See United States v. O’Hara, 301 F.3d 563, 569 (7th Cir. 2002). Tucker had a week to review
fewer than 50 pages of records, including cooperation agreements for Hill and Artis that
were executed the same day the government made them available to him. Defense counsel
effectively used the disputed materials at trial, and any argument that the timing of the
disclosures hampered Tucker’s defense would be frivolous.
Finally, counsel questions whether Tucker could challenge his prison sentence. The
attempted sale on March 14 involved more than 50 grams of crack, and Tucker already had
a felony conviction for a drug offense. He thus faced a mandatory term of 20 years, which is
what the district court imposed. See 21 U.S.C. § 841(b)(1)(A)(iii); United States v. White, 519
F.3d 342, 346 (7th Cir. 2008). The only bases for imposing a sentence below a statutory
minimum are 18 U.S.C. § 3553(e) and § 3553(f), and, as counsel acknowledges, neither
applies to this case. The district court could not have given Tucker a lower sentence. See
United States v. Cooper, 461 F.3d 850, 856 (7th Cir. 2006).
Tucker himself argues that his indictment fails “to properly state or charge a known
federal crime or offense” under 21 U.S.C. § 841(a)(1). Because he did not challenge the
indictment in the district court, we would not find it defective unless it is so obviously
deficient that it cannot reasonably be construed as charging a crime. United States v.
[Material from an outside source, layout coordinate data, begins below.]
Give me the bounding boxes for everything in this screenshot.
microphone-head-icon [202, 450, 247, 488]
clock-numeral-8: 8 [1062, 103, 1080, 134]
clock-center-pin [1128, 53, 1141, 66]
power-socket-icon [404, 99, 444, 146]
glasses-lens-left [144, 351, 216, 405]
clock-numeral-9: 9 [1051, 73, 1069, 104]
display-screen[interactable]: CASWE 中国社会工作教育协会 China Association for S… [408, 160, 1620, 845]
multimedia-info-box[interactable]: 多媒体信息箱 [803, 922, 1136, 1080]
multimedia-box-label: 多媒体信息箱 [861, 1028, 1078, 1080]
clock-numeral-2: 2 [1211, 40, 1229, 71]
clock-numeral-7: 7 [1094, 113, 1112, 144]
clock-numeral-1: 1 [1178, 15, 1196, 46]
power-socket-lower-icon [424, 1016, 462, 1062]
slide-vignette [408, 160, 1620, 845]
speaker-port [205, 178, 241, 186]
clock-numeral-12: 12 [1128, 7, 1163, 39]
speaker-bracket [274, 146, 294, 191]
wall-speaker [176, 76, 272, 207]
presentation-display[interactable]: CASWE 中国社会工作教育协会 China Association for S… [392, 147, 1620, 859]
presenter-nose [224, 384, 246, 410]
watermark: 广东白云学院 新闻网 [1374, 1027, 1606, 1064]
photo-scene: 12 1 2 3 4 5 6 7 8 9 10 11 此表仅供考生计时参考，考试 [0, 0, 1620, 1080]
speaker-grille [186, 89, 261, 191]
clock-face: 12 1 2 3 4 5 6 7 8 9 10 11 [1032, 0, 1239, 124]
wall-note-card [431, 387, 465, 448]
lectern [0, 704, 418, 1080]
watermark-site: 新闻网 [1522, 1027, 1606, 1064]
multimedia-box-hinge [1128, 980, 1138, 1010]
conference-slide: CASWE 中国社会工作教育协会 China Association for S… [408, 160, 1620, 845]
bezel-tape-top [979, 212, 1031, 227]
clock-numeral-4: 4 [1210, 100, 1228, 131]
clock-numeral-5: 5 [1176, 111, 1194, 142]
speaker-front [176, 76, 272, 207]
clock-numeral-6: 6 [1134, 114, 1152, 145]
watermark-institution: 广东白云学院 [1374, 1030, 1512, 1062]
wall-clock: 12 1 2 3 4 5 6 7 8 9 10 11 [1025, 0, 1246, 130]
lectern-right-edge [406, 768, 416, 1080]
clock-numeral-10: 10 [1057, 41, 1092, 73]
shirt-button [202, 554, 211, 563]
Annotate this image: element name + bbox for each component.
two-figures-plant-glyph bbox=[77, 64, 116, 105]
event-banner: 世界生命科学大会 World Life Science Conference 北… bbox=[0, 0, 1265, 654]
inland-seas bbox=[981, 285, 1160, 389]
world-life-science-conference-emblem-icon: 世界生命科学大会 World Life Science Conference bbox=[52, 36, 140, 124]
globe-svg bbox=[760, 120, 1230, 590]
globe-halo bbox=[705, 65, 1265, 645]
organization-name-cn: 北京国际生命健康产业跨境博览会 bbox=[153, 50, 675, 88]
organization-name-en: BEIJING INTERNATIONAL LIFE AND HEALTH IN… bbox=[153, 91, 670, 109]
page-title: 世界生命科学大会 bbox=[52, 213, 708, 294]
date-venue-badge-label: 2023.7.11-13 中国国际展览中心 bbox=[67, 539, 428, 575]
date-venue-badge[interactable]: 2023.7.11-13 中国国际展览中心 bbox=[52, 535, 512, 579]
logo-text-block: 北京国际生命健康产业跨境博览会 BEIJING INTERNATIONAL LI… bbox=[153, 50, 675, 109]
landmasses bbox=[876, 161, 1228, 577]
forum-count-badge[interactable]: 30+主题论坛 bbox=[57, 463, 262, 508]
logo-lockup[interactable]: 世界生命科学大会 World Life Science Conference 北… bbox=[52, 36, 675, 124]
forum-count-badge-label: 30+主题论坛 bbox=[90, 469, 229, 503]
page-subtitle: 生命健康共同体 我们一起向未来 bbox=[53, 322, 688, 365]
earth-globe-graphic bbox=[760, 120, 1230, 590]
Castaldi, 547 F.3d 699, 703 (7th Cir. 2008). The indictment alleges that Tucker distributed
and attempted to distribute “a mixture or substance containing cocaine base (crack),” but in
Tucker’s view, crack cannot be a contained in a “mixture or substance” because it is a
finished product, ready for use. This contention is frivolous.
Tucker also argues that his trial counsel was ineffective at sentencing for failing to
address a purported recommendation in the presentence investigation report that he be
sentenced as a career offender based on a misdemeanor for simple possession of cannabis.
See U.S.S.G. § 4B1.1. But neither the probation officer nor the district court thought that
Tucker was a career offender; he received a longer sentence, mandated by statute, because
of the drug quantity and his prior felony drug conviction. Tucker’s belief that he was
sentenced as a career offender is mistaken.
Accordingly, we GRANT counsel’s motion and DISMISS Tucker’s appeal.